Mr Cook is an equally, if not more, private person, but has made waves twice now: first by being the first CEO of a Fortune 500 company to openly identify himself as being gay; and now through pledging his fortune.
In some ways, Mr Cook's decision is unusual - his fortune is not the product of innovation, but the product of a career as an executive, and wealth earned thus is usually considered to be less of a candidate for giving away.
But in other ways, it should be expected. Steve Jobs was something of an exception.
In the information-technology industry, vast fortunes have been made, and are being given away. Mark Zuckerberg of Facebook has promised to give away his money.
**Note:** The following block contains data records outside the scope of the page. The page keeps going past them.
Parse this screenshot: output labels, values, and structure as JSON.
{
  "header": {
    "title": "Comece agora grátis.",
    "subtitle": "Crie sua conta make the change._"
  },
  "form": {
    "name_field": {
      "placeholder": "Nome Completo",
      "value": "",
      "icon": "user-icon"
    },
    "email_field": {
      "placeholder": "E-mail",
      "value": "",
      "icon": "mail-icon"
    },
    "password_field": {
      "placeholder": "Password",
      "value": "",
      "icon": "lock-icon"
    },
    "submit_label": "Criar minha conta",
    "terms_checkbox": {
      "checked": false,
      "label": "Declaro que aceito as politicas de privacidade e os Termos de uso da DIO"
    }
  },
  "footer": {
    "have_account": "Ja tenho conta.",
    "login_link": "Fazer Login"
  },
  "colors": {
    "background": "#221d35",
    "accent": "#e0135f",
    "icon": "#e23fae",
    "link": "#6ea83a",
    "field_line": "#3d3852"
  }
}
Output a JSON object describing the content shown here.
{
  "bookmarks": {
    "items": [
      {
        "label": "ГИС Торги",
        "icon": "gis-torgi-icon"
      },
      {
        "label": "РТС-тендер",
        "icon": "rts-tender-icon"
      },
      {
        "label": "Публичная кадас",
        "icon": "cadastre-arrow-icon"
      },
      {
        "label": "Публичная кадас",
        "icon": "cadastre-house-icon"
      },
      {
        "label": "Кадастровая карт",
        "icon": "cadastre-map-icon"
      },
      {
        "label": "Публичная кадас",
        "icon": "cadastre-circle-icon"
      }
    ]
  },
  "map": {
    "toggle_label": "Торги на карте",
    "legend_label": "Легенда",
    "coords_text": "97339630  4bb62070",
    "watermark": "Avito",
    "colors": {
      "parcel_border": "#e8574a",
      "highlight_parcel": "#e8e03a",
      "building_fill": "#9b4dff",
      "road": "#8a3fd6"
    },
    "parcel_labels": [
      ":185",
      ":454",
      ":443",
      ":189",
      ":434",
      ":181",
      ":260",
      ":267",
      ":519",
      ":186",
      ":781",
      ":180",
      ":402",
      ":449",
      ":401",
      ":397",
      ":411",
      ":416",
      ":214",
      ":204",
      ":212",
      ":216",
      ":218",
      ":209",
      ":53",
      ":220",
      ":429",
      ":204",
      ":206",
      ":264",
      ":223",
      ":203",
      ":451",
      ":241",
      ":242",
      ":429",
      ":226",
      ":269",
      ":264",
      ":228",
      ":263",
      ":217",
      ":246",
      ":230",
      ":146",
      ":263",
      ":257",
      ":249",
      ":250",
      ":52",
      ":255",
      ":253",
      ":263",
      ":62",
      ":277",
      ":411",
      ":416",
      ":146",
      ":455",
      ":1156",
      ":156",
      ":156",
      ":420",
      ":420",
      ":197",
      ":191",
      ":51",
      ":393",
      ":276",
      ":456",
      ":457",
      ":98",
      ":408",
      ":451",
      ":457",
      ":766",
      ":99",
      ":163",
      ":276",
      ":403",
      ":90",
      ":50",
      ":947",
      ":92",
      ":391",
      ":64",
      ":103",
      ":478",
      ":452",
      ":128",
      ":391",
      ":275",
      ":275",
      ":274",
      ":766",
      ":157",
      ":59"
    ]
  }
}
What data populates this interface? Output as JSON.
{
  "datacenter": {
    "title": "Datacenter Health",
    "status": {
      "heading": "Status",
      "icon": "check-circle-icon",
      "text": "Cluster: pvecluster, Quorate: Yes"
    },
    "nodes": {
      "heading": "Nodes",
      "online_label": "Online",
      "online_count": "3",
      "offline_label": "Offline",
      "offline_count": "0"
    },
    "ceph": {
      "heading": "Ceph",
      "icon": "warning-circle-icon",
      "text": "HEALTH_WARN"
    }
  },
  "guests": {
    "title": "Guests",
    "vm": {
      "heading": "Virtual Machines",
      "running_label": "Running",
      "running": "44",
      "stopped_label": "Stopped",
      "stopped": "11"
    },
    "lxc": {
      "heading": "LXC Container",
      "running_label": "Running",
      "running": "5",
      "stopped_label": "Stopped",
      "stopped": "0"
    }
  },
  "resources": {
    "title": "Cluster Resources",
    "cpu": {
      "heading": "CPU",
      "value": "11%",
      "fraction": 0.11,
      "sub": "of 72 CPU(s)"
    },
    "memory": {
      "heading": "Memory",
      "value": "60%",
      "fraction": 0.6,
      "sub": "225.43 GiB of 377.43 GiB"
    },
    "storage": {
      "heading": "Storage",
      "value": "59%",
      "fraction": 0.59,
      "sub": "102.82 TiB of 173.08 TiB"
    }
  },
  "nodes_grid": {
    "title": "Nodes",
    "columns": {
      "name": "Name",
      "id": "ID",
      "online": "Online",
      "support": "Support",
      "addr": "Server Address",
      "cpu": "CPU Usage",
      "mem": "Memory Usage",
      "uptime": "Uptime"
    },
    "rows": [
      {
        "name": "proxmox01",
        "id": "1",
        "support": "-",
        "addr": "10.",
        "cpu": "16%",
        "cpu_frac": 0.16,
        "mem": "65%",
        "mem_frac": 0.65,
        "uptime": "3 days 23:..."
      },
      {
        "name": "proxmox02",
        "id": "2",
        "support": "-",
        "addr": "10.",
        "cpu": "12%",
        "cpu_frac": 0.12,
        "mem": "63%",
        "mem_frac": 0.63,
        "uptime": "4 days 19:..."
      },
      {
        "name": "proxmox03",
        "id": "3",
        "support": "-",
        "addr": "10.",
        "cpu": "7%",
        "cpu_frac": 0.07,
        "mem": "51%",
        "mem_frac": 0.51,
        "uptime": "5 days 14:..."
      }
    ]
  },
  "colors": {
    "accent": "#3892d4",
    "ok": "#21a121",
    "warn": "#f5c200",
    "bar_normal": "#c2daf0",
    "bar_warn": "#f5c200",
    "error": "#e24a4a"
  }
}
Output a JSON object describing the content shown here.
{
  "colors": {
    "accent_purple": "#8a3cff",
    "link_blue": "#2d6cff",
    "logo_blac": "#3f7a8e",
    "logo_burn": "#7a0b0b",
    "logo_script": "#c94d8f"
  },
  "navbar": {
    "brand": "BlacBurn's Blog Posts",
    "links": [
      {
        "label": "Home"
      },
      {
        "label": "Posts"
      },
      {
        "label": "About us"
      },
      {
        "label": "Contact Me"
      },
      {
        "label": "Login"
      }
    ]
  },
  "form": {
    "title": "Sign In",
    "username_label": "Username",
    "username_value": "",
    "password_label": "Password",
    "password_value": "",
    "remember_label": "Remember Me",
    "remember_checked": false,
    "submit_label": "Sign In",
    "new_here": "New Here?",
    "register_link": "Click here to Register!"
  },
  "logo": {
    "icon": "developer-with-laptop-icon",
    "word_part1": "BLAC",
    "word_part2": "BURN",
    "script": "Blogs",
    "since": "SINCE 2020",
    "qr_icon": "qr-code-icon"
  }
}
Even the mercurial Larry Ellison of Oracle signed the Giving Pledge. This is perhaps because the information technology industry has a unique understanding of the volatile underpinnings of modern wealth -- what commercial dynasty can be securely built in a sector that transforms itself every decade?
This is how the new billionaires are fundamentally different from "old money" families with many of them perpetuating corporate power over time through control of scarce financial and natural resources, not through continual innovation
. In addition, the information technology billionaires exhibit professional values and goals rather than those of most corporate empire-builders: they tend to stay within the boundaries of their sector, attempting to dominate the production of goods and services they know, rather than expanding their groups' footprint across places and sectors, like earlier corporate families, or like India's own oligarchs. Professional values include the push to "give back", and the belief that one's own children - or, in Mr Cook's case, his nephew - should be comfortably-off, but make their own meritocratic way in the world.
This attitude is yet to percolate into India - except, unsurprisingly, among its information technology billionaires, who seem to share their American counterparts' willingness to give away vast sums of money.
Both N R Narayana Murthy and Nandan Nilekani are supporting various philanthropic enterprises. Wipro's Azim Premji has a foundation that is as active. And, of course, there are always the Tatas. But among many other parts of Indian industry, there is a notable reluctance to send money out of the family.
Perhaps, for those who have inherited and built on wealth, the funds are seen as being as much the property of the family, including future generations, as of those members controlling it at this moment.
Perhaps it is because many of India's richest are in sectors and markets where big cash piles are an important business advantage. Perhaps it is the divide between professional and traditional business values.
Those like Vedanta's Anil Agarwal, who has promised to give away three-fourths of his wealth, are rare. And rarer still are those like Mr Cook - professionals who rise to the top, make a great deal of money, and are willing to give that away.